Laura's application was the unanimous choice of the independent selection panel who were impressed by her clear and professional proposal.
The first zine Many Hands Make a Quilt – Short Histories of Radical Quilting (written with Jess Bailey of UC Berkeley) explores Norwich's textile heritage of 19th and 20th century quilts calling for criminal justice reform.
Her second zine, Diasporic Threads: Black Women, Fibre and Textiles (written with Dr Sharbreon Plummer of Ohio State University), will highlight black women's contribution to art and history through textiles and will be based on research into intersections of race, art and cultural memory.
This collaborative project, to be published by Laura through Common Threads Press, is likely to create a young and new audience for historical and contemporary textiles in a fresh, exciting and affordable format as zines.
The second award of £1,000 went to Jennifer Monahan's proposal Spinning a Yarn: The women spinners of Norfolk's medieval textile industry. Her aim is to research the roles of these unsung heroines of Norfolk's famous worsted industry, women whose continuous production of finely-spun yarn was essential for the weavers but remains largely unrecognised. She also plans an in-depth study of the local industry, weaving using authentic techniques, setting -up an online blog and involving colleagues in practical archaeology.
About Geoffrey Squire
Geoffrey Squire (1924-2011) retired to Norfolk after a long and varied career in London as a designer, educator, historian, author and scholar. Theatre design, and the history of fine and applied arts, especially textiles and costumes, were his passions, and he was one of the founder members of the Costume Society and an early vice-president.
In Norwich he met fellow textile and costume historians Pamela Clabburn and Helen Hoyte, both of whom very involved with the Costume and Textile Study Centre (CTSC) and with C&TA.
Geoffrey became a valued volunteer at CTSC and a regular and popular lecturer there. He also contributed a series of lively and erudite articles for the C&TA Newsletter (the fore-runner of Miscellany).
His writing was both informed and perceptive, and his book Dress, Art and Society (Studio Vista, 1971), now out of print, remains to this day on the V&A reading list. A review of his unpublished manuscript Masculine Habits, 1850-1970 appears in the 2015 issue of Miscellany.
Following his death in 2011, the C&TA received an astonishingly generous legacy.
In 2014, C&TA used £3,000 of our legacy to underwrite the very successful Geoffrey Squire Memorial Competition exhibition 'Silvery Threads' and a biennial bursary in his name was launched in 2017 to support and encourage research and study in the fields of costume and textiles.
Geoffrey Squire lies at rest in a quiet Norfolk churchyard. We will continue to honour with gratitude the memory of this remarkable and generous benefactor.
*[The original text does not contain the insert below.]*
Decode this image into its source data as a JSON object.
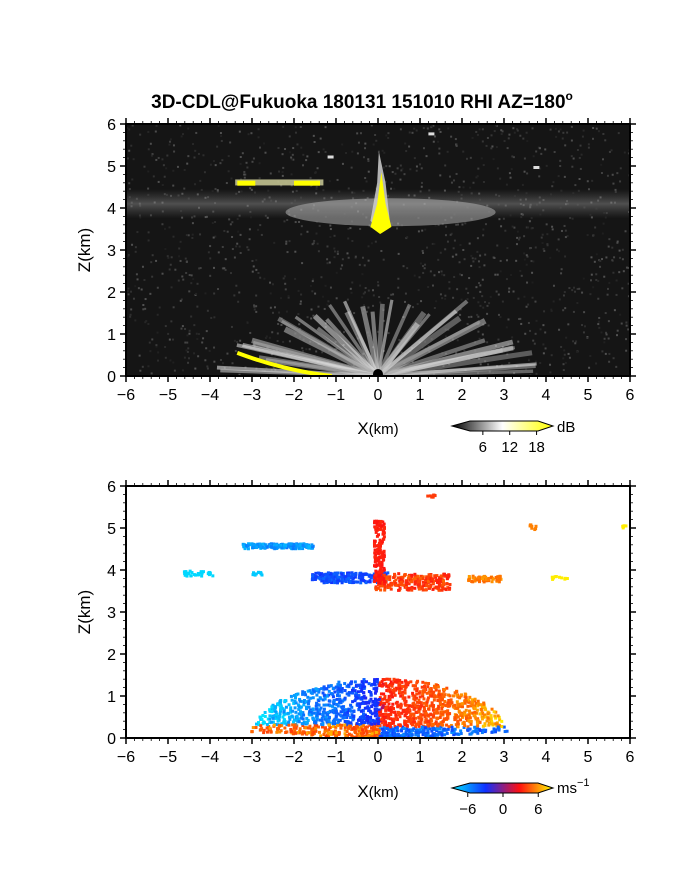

Inaugural award winners, 2017
In 2017 the inaugural award went jointly to Aviva Leigh and Dr. Michael Nix, pictured at the presentation of their research in October 2018.
Michael Nix's research related to the export of Norwich textiles in the 1700s when the industry was at its most successful, and involved travel to Paris to study the Moccafy manuscripts held at the Bibliothèque Forney.
Gian Batta Moccafy was a Piedmontese merchant who toured Europe to visit textile manufacturers and collect patterns with a view to recreate them in Piedmont. Dr Nix's research has given us a greater knowledge of Norwich's global trade in textiles in the 18th century In 2023, with the help of the bursary, he published a comprehensive history of Norwich Textiles: Norwich Textiles: Global Story, 1750-1830.
Aviva Leigh and Michael Nix worked together on a technical analysis of the fabric swatches in the early Norwich Pattern Books and Aviva reconstructed several examples of the patterns, weaving sufficient cloth to make a gentleman's waistcoat (worn here by Michael, pictured with Aviva). This gives us a greater understanding of the methods used to create 'Norwich Stuffs” and a sense of how the pieces would have appeared and felt.